For vast periods of the film, Begbie is the sort of charismatic protagonist you want to see more of but certainly never route for. In fact, he’s not relatable in almost any sense for the majority of the film, and that only works to increase his borderline psychotic demeanour and overall antagonistic presence within the narrative. Ultimately though, Begbie is ‘one of the gang’ and as such is offered a kind of redemption that allows him the same respect as the rest of the characters despite being completely undeserving. The method of such a redemption also seems somewhat forced, with nothing in the narrative of the picture pointing towards it in advance. One minute we’re scared of him and the next we’re sympathising with him, which perhaps offers an interesting commentary regarding the character being the result of neglect on both a personal and societal level, but ultimately removes from the intrigue of his journey and developing relationships with the other three main characters. It was unneeded backstory that looked to flesh out a character the filmmakers likely thought was too one dimensional, which is a shame given how effective the character was in terms of being a metaphor for neglect itself before such attention was paid to him.
A similarly frustrating aspect of the film comes in the midst of a traumatic reunion of the group’s friendship that sees Renton and Sick Boy experience Heroin for the first time in years as Spud watches on, clutching at himself in order to refrain from joining them. It’s effective in how it gains sympathy for Spud and offers some of the beautiful aesthetics that accompanied such scenes in the first movie, but the spiralling of Renton and Sick Boy into Heroin use once again is all-but dismissed after the fact. It felt passive, like the drug’s use was mishandled for the first (and only) time in any of the two films. Both Renton and Sick Boy are not seen using the drug again, despite its terribly addictive qualities, and their lives don’t seem to spiral like they did in T1.

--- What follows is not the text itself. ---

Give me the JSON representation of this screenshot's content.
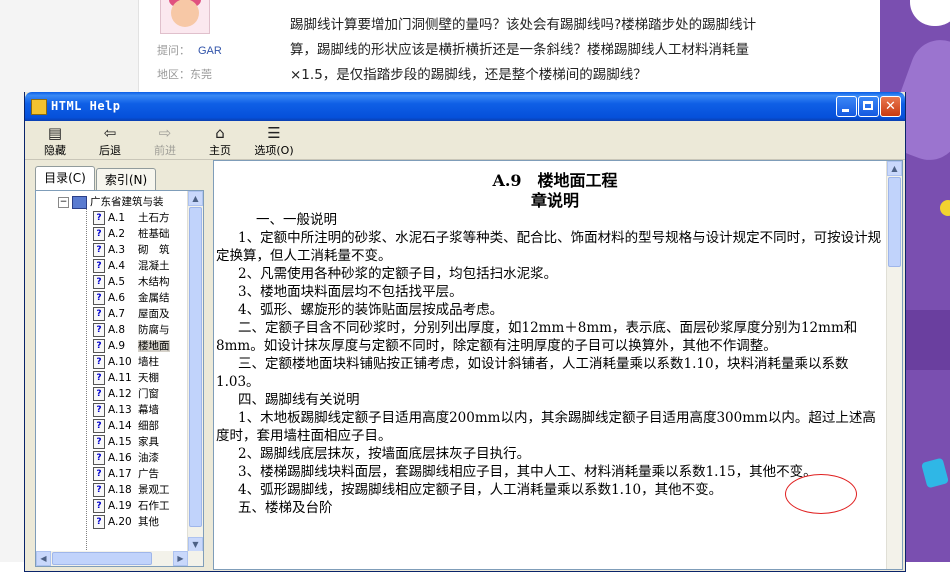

Even with such moments of frustration, T2 Trainspotting is an absolute must watch. Everything, from the all-but derelict settings to the football team they support (Hibernian), offers commentary on the devolution of community and the relationships within the friendship group, and the way Boyle guides this commentary and the narrative’s thrilling arc via the use of memory as a vessel through time makes this a sensational sequel that any fan of the original movie must watch. It’s rare that we are gifted films with such depth and quality in all departments, and even more rare that we get them with the depth that having a predecessor tell part of the story can bring us. Danny Boyle and his team have managed to achieve something that carries a much larger punch than could have been expected of any sequel, and despite knowledge of Trainspotting 1 being paramount to much of the picture’s enjoyment, they have made T2 Trainspotting one of the first must-watch movies of the year.